Facing a class action lawsuit from singer-songwriter Steve Earle and other artists, Universal Music Group claims that the master recordings of Earle and two of the other plaintiffs were not actually lost in a 2008 vault fire.

Billboard reports that, on Wednesday (Aug. 21), UMG attorney Scott Edelman filed a declaration reporting that Earle, Tom Petty and Tupac Shakur did not "suffer irreparable damage in the fire." Edelmen's declaration includes emails, sent in late July and early August, which explain that UMG had determined that none of Petty's original masters were destroyed in the fire, and that while Earle and Shakur did lose some assets, the record company reportedly has "viable alternate copies" of those items.

"Plaintiffs have propounded broad discovery and refused to agree to a stay of discovery pending this Court's ruling on UMG's motion to dismiss the Complaint and forthcoming motion to dismiss the First Amended Complaint," writes Edelman, suggesting that the plantiffs are asking UMG to determine the losses of specific artists and do other discovery work in order to recruit other potential plaintiffs. "In particular, Plaintiffs have served discovery seeking voluminous materials that go well beyond materials related to Plaintiffs and their claims."

Attorneys for the plaintiffs removed the rock band Hole from the lawsuit on Friday (Aug. 16), after UMG reported that none of their masters were destroyed in the fire. In addition to Earle and the estates of Petty and Shakur, both of whom are dead, Soundgarden are also plantiffs in the lawsuit.

"The plaintiffs' attorneys have already been informed that the original masters for virtually every artist named in their meritless lawsuit are safe in our storage facilities or theirs," says UMG in a statement. "The fact that they still pursue legal action, and even try to drum up additional bogus claims, makes clear that their true motivation is something other than concern for artist masters."

Replies Howard King, an attorney for the plantiffs, "UMG claims in their press releases they now want to be transparent with the artist community, after 10 years of concealment and deception. Their true motives are revealed by their efforts to thwart the artists’ attempts to obtain actual proof of which master recordings were destroyed."

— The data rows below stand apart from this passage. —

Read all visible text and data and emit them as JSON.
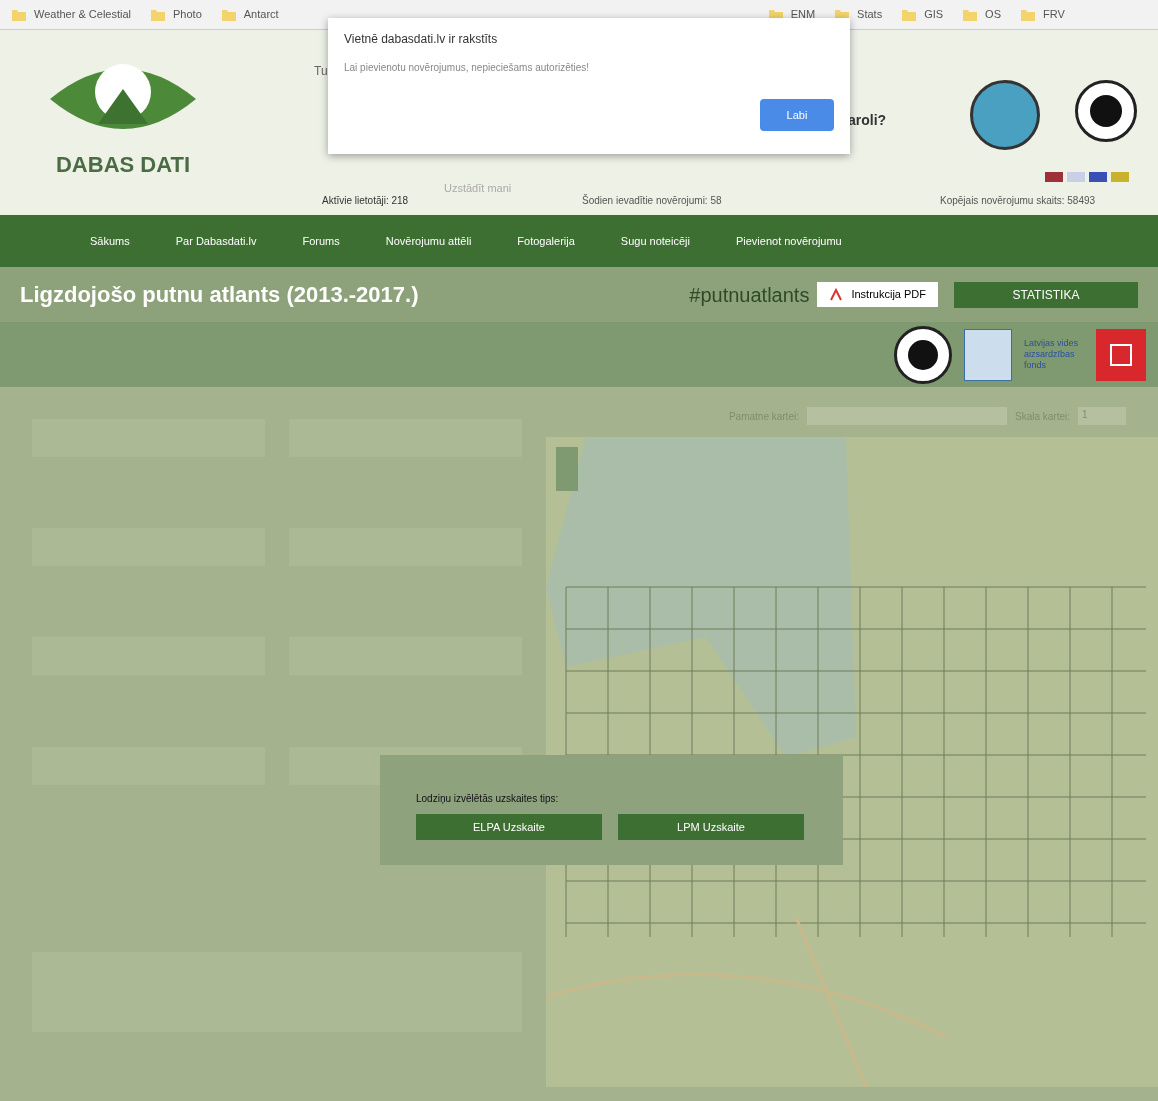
{
  "bookmarks": [
    {
      "label": "Weather & Celestial"
    },
    {
      "label": "Photo"
    },
    {
      "label": "Antarct"
    },
    {
      "label": "ENM"
    },
    {
      "label": "Stats"
    },
    {
      "label": "GIS"
    },
    {
      "label": "OS"
    },
    {
      "label": "FRV"
    }
  ],
  "header": {
    "logo_text": "DABAS DATI",
    "greeting": "Tu",
    "question": "aroli?",
    "active_users": "Aktīvie lietotāji: 218",
    "remember": "Uzstādīt mani",
    "today": "Šodien ievadītie novērojumi: 58",
    "total": "Kopējais novērojumu skaits: 58493"
  },
  "nav": [
    "Sākums",
    "Par Dabasdati.lv",
    "Forums",
    "Novērojumu attēli",
    "Fotogalerija",
    "Sugu noteicēji",
    "Pievienot novērojumu"
  ],
  "title_bar": {
    "title": "Ligzdojošo putnu atlants (2013.-2017.)",
    "hashtag": "#putnuatlants",
    "pdf_button": "Instrukcija PDF",
    "stats_button": "STATISTIKA"
  },
  "partner_text": "Latvijas vides aizsardzības fonds",
  "map": {
    "base_label": "Pamatne kartei:",
    "scale_label": "Skala kartei:",
    "scale_value": "1"
  },
  "modal": {
    "label": "Lodziņu izvēlētās uzskaites tips:",
    "buttons": [
      "ELPA Uzskaite",
      "LPM Uzskaite"
    ]
  },
  "alert": {
    "title": "Vietnē dabasdati.lv ir rakstīts",
    "message": "Lai pievienotu novērojumus, nepieciešams autorizēties!",
    "button": "Labi"
  }
}
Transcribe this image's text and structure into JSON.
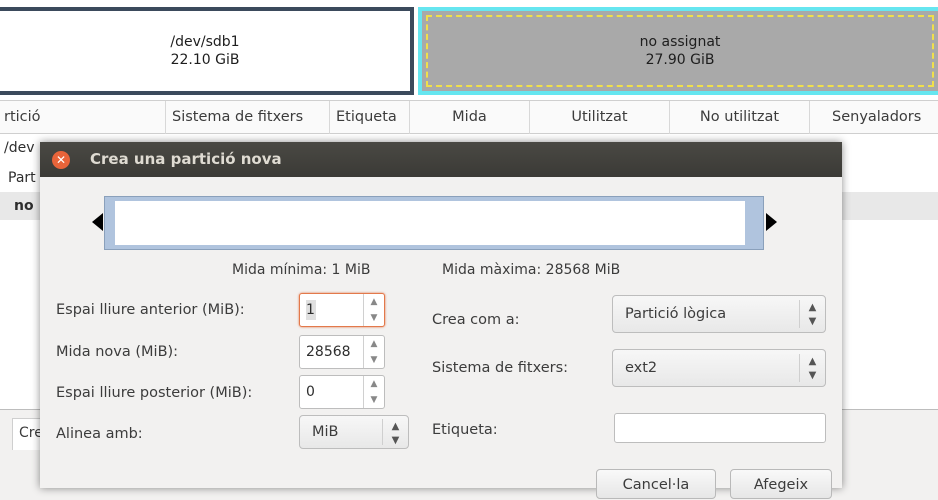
{
  "partition_map": {
    "seg1": {
      "name": "/dev/sdb1",
      "size": "22.10 GiB"
    },
    "seg2": {
      "name": "no assignat",
      "size": "27.90 GiB"
    }
  },
  "table": {
    "columns": [
      "rtició",
      "Sistema de fitxers",
      "Etiqueta",
      "Mida",
      "Utilitzat",
      "No utilitzat",
      "Senyaladors"
    ],
    "rows_partial": [
      "/dev",
      "Part",
      "no"
    ]
  },
  "bottom_tab": "Cre",
  "dialog": {
    "title": "Crea una partició nova",
    "min_size": "Mida mínima: 1 MiB",
    "max_size": "Mida màxima: 28568 MiB",
    "free_before_label": "Espai lliure anterior (MiB):",
    "free_before_value": "1",
    "new_size_label": "Mida nova (MiB):",
    "new_size_value": "28568",
    "free_after_label": "Espai lliure posterior (MiB):",
    "free_after_value": "0",
    "align_label": "Alinea amb:",
    "align_value": "MiB",
    "create_as_label": "Crea com a:",
    "create_as_value": "Partició lògica",
    "fs_label": "Sistema de fitxers:",
    "fs_value": "ext2",
    "label_label": "Etiqueta:",
    "label_value": "",
    "cancel": "Cancel·la",
    "add": "Afegeix"
  },
  "colors": {
    "titlebar": "#3b3a36",
    "close_button": "#e8643a",
    "focus_border": "#e3794b",
    "unallocated_border": "#66e6f0",
    "resizer": "#b0c4de"
  }
}
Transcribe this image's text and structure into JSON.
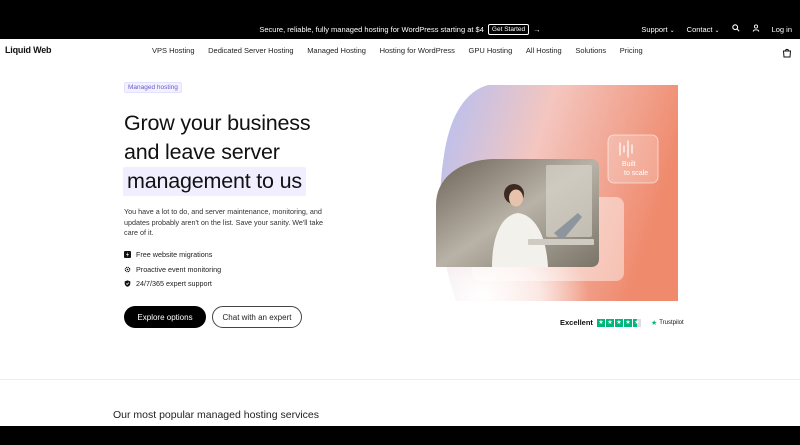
{
  "promo": {
    "text": "Secure, reliable, fully managed hosting for WordPress starting at $4",
    "cta": "Get Started",
    "cta_arrow": "→",
    "support": "Support",
    "contact": "Contact",
    "login": "Log in"
  },
  "nav": {
    "logo": "Liquid Web",
    "items": [
      "VPS Hosting",
      "Dedicated Server Hosting",
      "Managed Hosting",
      "Hosting for WordPress",
      "GPU Hosting",
      "All Hosting",
      "Solutions",
      "Pricing"
    ]
  },
  "hero": {
    "badge": "Managed hosting",
    "title_line1": "Grow your business",
    "title_line2": "and leave server",
    "title_line3": "management to us",
    "description": "You have a lot to do, and server maintenance, monitoring, and updates probably aren't on the list. Save your sanity. We'll take care of it.",
    "features": [
      "Free website migrations",
      "Proactive event monitoring",
      "24/7/365 expert support"
    ],
    "primary_button": "Explore options",
    "secondary_button": "Chat with an expert",
    "visual_card_label_1": "Built",
    "visual_card_label_2": "to scale"
  },
  "trustpilot": {
    "rating_text": "Excellent",
    "stars": 4.5,
    "brand": "Trustpilot"
  },
  "section": {
    "title": "Our most popular managed hosting services"
  },
  "colors": {
    "accent": "#6a5acd",
    "trustpilot": "#00b67a",
    "gradient_orange": "#f08a6a",
    "gradient_blue": "#a9b6f3"
  },
  "icons": {
    "feature_icons": [
      "bolt-icon",
      "gear-icon",
      "shield-check-icon"
    ],
    "search": "search-icon",
    "user": "user-icon",
    "cart": "cart-icon"
  }
}
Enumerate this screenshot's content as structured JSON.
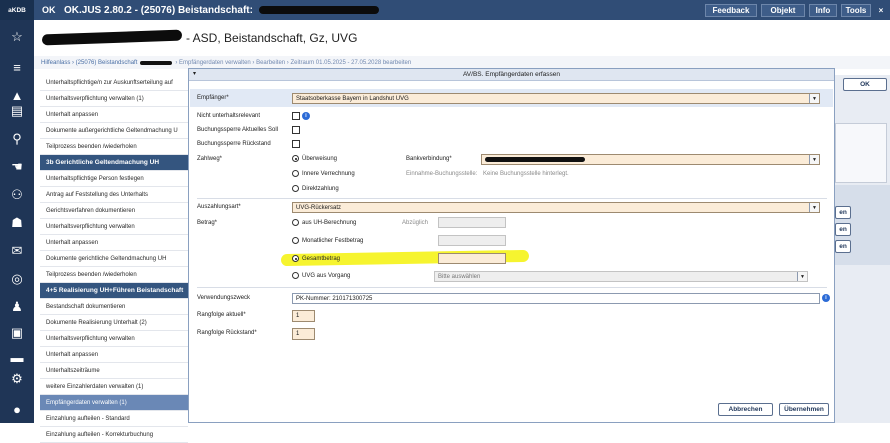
{
  "app": {
    "brand": "aKDB",
    "logo": "OK",
    "title": "OK.JUS 2.80.2 - (25076) Beistandschaft:"
  },
  "toolbar": {
    "feedback": "Feedback",
    "objekt": "Objekt",
    "info": "Info",
    "tools": "Tools",
    "close": "×"
  },
  "heading": {
    "text": "- ASD, Beistandschaft, Gz, UVG"
  },
  "breadcrumb": {
    "link": "Hilfeanlass › (25076) Beistandschaft",
    "rest": "› Empfängerdaten verwalten › Bearbeiten › Zeitraum 01.05.2025 - 27.05.2028 bearbeiten"
  },
  "sidebar": {
    "items": [
      {
        "label": "Unterhaltspflichtige/n zur Auskunftserteilung auf"
      },
      {
        "label": "Unterhaltsverpflichtung verwalten (1)"
      },
      {
        "label": "Unterhalt anpassen"
      },
      {
        "label": "Dokumente außergerichtliche Geltendmachung U"
      },
      {
        "label": "Teilprozess beenden /wiederholen"
      },
      {
        "label": "3b Gerichtliche Geltendmachung UH"
      },
      {
        "label": "Unterhaltspflichtige Person festlegen"
      },
      {
        "label": "Antrag auf Feststellung des Unterhalts"
      },
      {
        "label": "Gerichtsverfahren dokumentieren"
      },
      {
        "label": "Unterhaltsverpflichtung verwalten"
      },
      {
        "label": "Unterhalt anpassen"
      },
      {
        "label": "Dokumente gerichtliche Geltendmachung UH"
      },
      {
        "label": "Teilprozess beenden /wiederholen"
      },
      {
        "label": "4+5 Realisierung UH+Führen Beistandschaft"
      },
      {
        "label": "Bestandschaft dokumentieren"
      },
      {
        "label": "Dokumente Realisierung Unterhalt (2)"
      },
      {
        "label": "Unterhaltsverpflichtung verwalten"
      },
      {
        "label": "Unterhalt anpassen"
      },
      {
        "label": "Unterhaltszeiträume"
      },
      {
        "label": "weitere Einzahlerdaten verwalten (1)"
      },
      {
        "label": "Empfängerdaten verwalten (1)"
      },
      {
        "label": "Einzahlung aufteilen - Standard"
      },
      {
        "label": "Einzahlung aufteilen - Korrekturbuchung"
      }
    ]
  },
  "right": {
    "ok": "OK",
    "b1": "en",
    "b2": "en",
    "b3": "en"
  },
  "dialog": {
    "title": "AV/BS. Empfängerdaten erfassen",
    "empfaenger_label": "Empfänger*",
    "empfaenger_value": "Staatsoberkasse Bayern in Landshut UVG",
    "nicht_label": "Nicht unterhaltsrelevant",
    "sperre_soll_label": "Buchungssperre Aktuelles Soll",
    "sperre_rueck_label": "Buchungssperre Rückstand",
    "zahlweg_label": "Zahlweg*",
    "zahlweg_options": [
      "Überweisung",
      "Innere Verrechnung",
      "Direktzahlung"
    ],
    "bank_label": "Bankverbindung*",
    "einnahme_label": "Einnahme-Buchungsstelle:",
    "einnahme_value": "Keine Buchungsstelle hinterlegt.",
    "auszahlung_label": "Auszahlungsart*",
    "auszahlung_value": "UVG-Rückersatz",
    "betrag_label": "Betrag*",
    "betrag_options": [
      "aus UH-Berechnung",
      "Monatlicher Festbetrag",
      "Gesamtbetrag",
      "UVG aus Vorgang"
    ],
    "abzueglich_label": "Abzüglich",
    "uvg_placeholder": "Bitte auswählen",
    "vz_label": "Verwendungszweck",
    "vz_value": "PK-Nummer: 210171300725",
    "rang_aktuell_label": "Rangfolge aktuell*",
    "rang_aktuell_value": "1",
    "rang_rueck_label": "Rangfolge Rückstand*",
    "rang_rueck_value": "1",
    "cancel": "Abbrechen",
    "accept": "Übernehmen"
  },
  "colors": {
    "header": "#304d76",
    "rail": "#1f3556",
    "group": "#34557f",
    "required": "#fbecd8",
    "highlight": "#f5f20a"
  },
  "icons": [
    "star-icon",
    "menu-icon",
    "home-icon",
    "document-icon",
    "search-money-icon",
    "hand-icon",
    "people-icon",
    "pair-icon",
    "mail-icon",
    "target-icon",
    "person-icon",
    "notes-icon",
    "chevron-icon",
    "settings-icon",
    "user-icon",
    "info-icon",
    "dropdown-icon"
  ]
}
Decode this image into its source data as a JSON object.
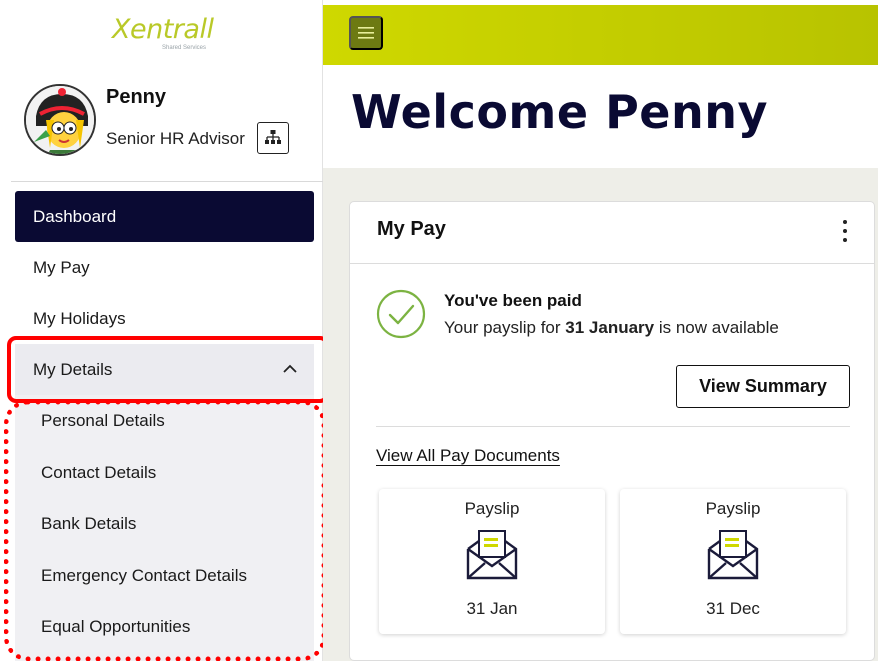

On July 18, UMG filed a motion to dismiss the class action lawsuit. The suit follows the June publication of a New York Times article reporting that the record label underplayed the extent of the damage incurred at the time of the 2008 vault fire. According to the story, as many as 500,000 of the master recordings in UMG's possession -- from artists including Patsy Cline, Lynyrd Skynyrd, George Jones, Sheryl Crow and many others -- were damaged or destroyed in the blaze, a fact that the record label allegedly attempted to hide, despite internal knowledge of what had been lost.